This work addresses the trade-off in audio variational autoencoders (VAEs) between over-regularization, which degrades generation quality, and under-regularization, which harms downstream task performance. The authors propose a target KL regularization mechanism that, for the first time, enables controllable training of audio VAEs at specified bitrates. Leveraging rate–distortion theory, they construct rate–distortion curves over the continuous latent space, establishing a fair basis for comparison with discrete neural audio codecs. The approach is evaluated in text-to-sound generation, where the impact of varying compression rates on synthesis quality is systematically analyzed, revealing an optimal configuration that achieves a significant balance between audio fidelity and the predictability of latent representations.

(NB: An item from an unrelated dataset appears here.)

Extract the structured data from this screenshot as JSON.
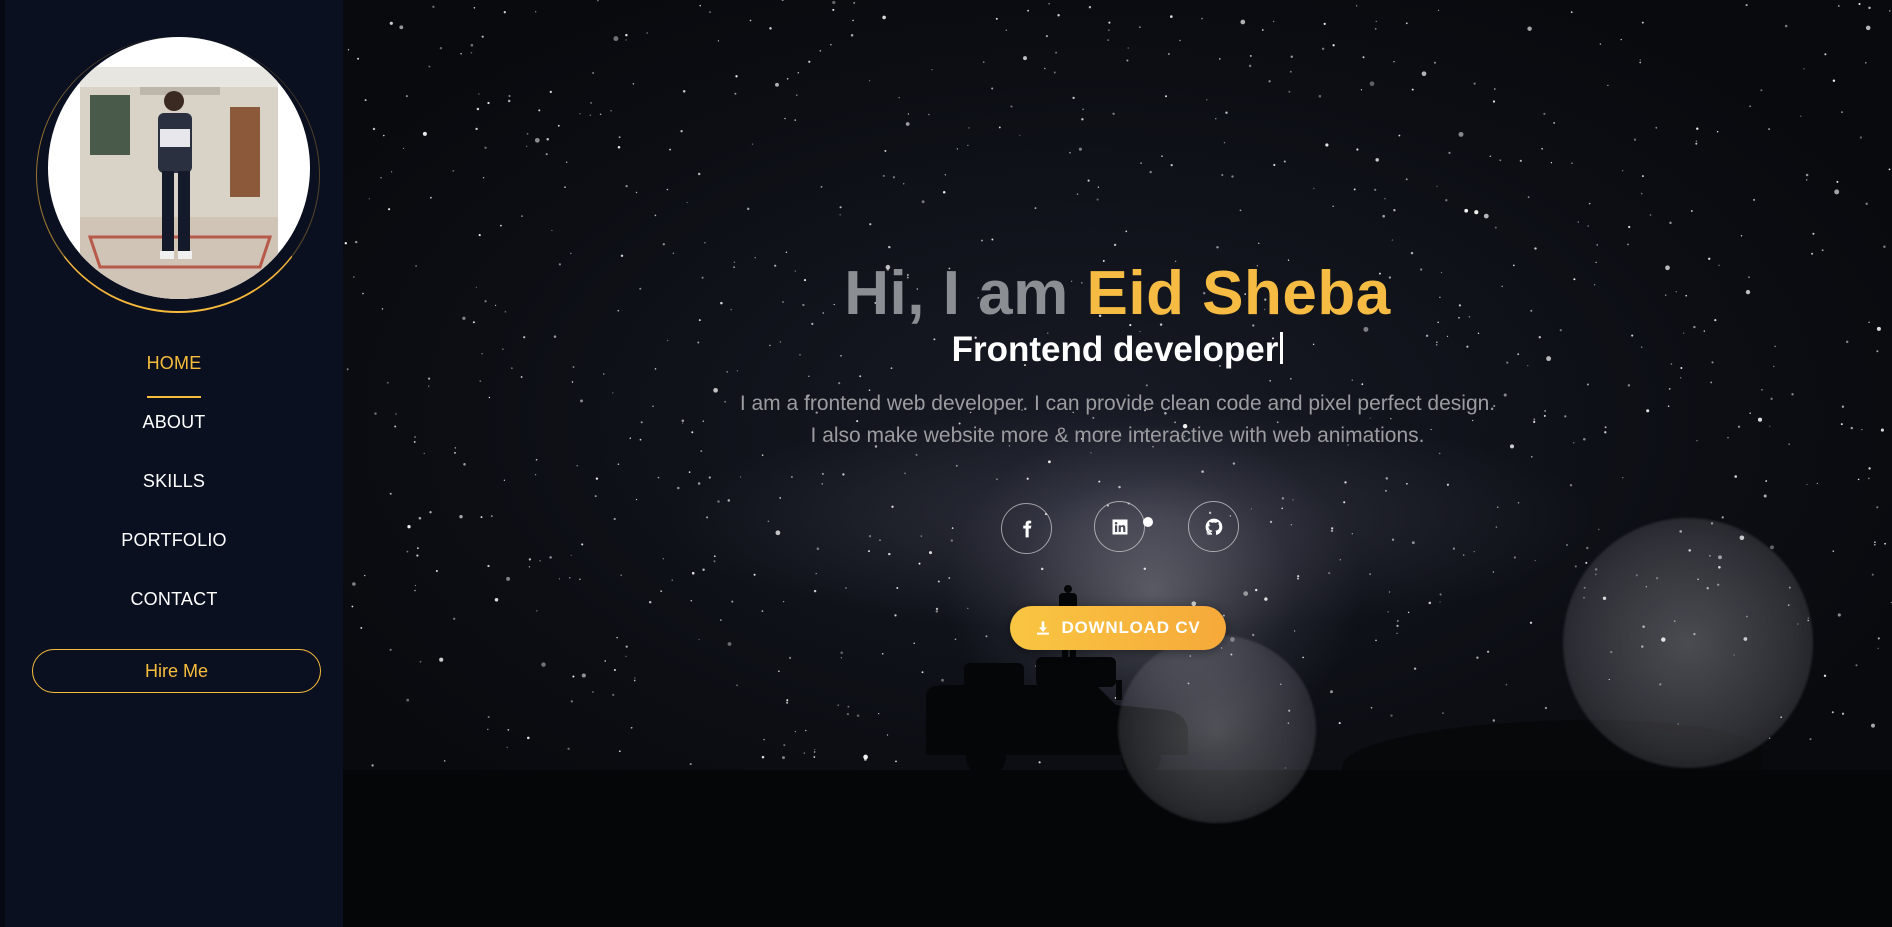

Latent diffusion models have emerged as the dominant paradigm for many generation tasks including audio generation such as text-to-audio, text-to-music and text-to-speech. A key component of latent diffusion is an autoencoder (VAE) that compresses high-dimensional signals into a low frame rate continuous representation that is conducive for downstream prediction. Regularizing these VAEs is challenging, as there is a trade-off between over-regularized (poor output quality) and under-regularized (difficult to predict) latent representations. We propose a framework for studying this trade-off through compression and train Audio VAEs at specific bitrates via target-KL regularization. This allows direct comparison to well-studied discrete neural audio codec models, and the construction of rate-distortion curves for audio VAEs. We evaluate the impact of target-KL regularization on text-to-sound generation and find that sweeping compression rates is helpful in identifying the optimal generation setting.